My idea is to do two modules: main application that will show popup window with CPU ID and verification text field and key generator app. User will pass CPU ID to keygen owner, who will return verification code (generated with keygen) to user. After user submits correct verification code, license file with that code will be created at filesystem. Every time the application starts up, it will check the existence and correctness of that file and load main application screen after that.

What about code verification, I think the best option will be to use asymmetric cryptography, in particular RSA. The public key will be built-in into application and secret will be built-in into key generator. So CPUID will be passed to key generator owner and then signed with RSA. That signature will be transferred back to user, who will verify its validity with built-in public key.

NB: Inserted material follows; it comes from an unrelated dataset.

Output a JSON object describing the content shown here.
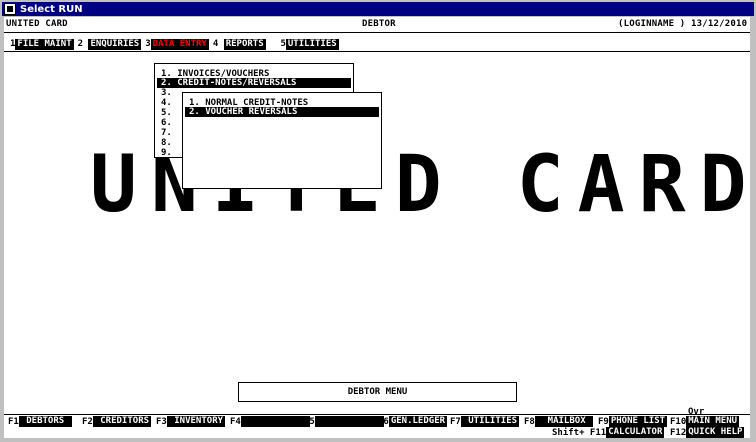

I generated gpg key pairs using Kleopatra and gpg Linux command line tool itself. Then I tried to sign something using this method:

    private byte[] createSignature(byte[] file) {
    byte[] signature = null;

    try {
        java.security.KeyStore keyStoreFile = java.security.KeyStore
                .getInstance("PKCS12");
        keyStoreFile.load(getClass().getClassLoader().getResourceAsStream("/secret.asc"),
        "******".toCharArray());

        PrivateKey privateKey = (PrivateKey) keyStoreFile.getKey(
                "My Name Here", "******".toCharArray());

        Signature dsa = Signature.getInstance("SHA1withRSA");
        dsa.initSign(privateKey);
        dsa.update(file, 0, file.length);
        signature = dsa.sign();

    } catch (Exception e) {
        // TODO Auto-generated catch block
        e.printStackTrace();
    }
    return signature;
}

But the privateKey initialization throws exception:

java.security.InvalidKeyException: Key must not be null

I guess it's because of wrong instance format here:

java.security.KeyStore keyStoreFile = java.security.KeyStore
            .getInstance("PKCS12");

I would like to know:

  1. How good is this approach at all?

  2. What difference exists between different OpenPGP key formats and which will be the best to use at this case? How to know the format of existing OpenPGP file?

1
javaencryptionrsapublic-keyopenpgp

1 Answers

1
votes

The Java crypto framework does not support OpenPGP. X.509 keys, for example in the PKCS12 format, are incompatible with OpenPGP -- although they rely on (mostly) the same cryptographic algorithms.

Either use X.509 certificates (you could also create your own CA for this purpose), or rely on an implementation of OpenPGP for Java. In terms of open source libraries, you can choose between the native Java implementation BouncyCastle (MIT license), or interface GnuPG (GPL) through the Java GPGME binding (LGPL).

BouncyCastle is probably the better way to go, as all you need to do is add another Java library, not install another software into the system.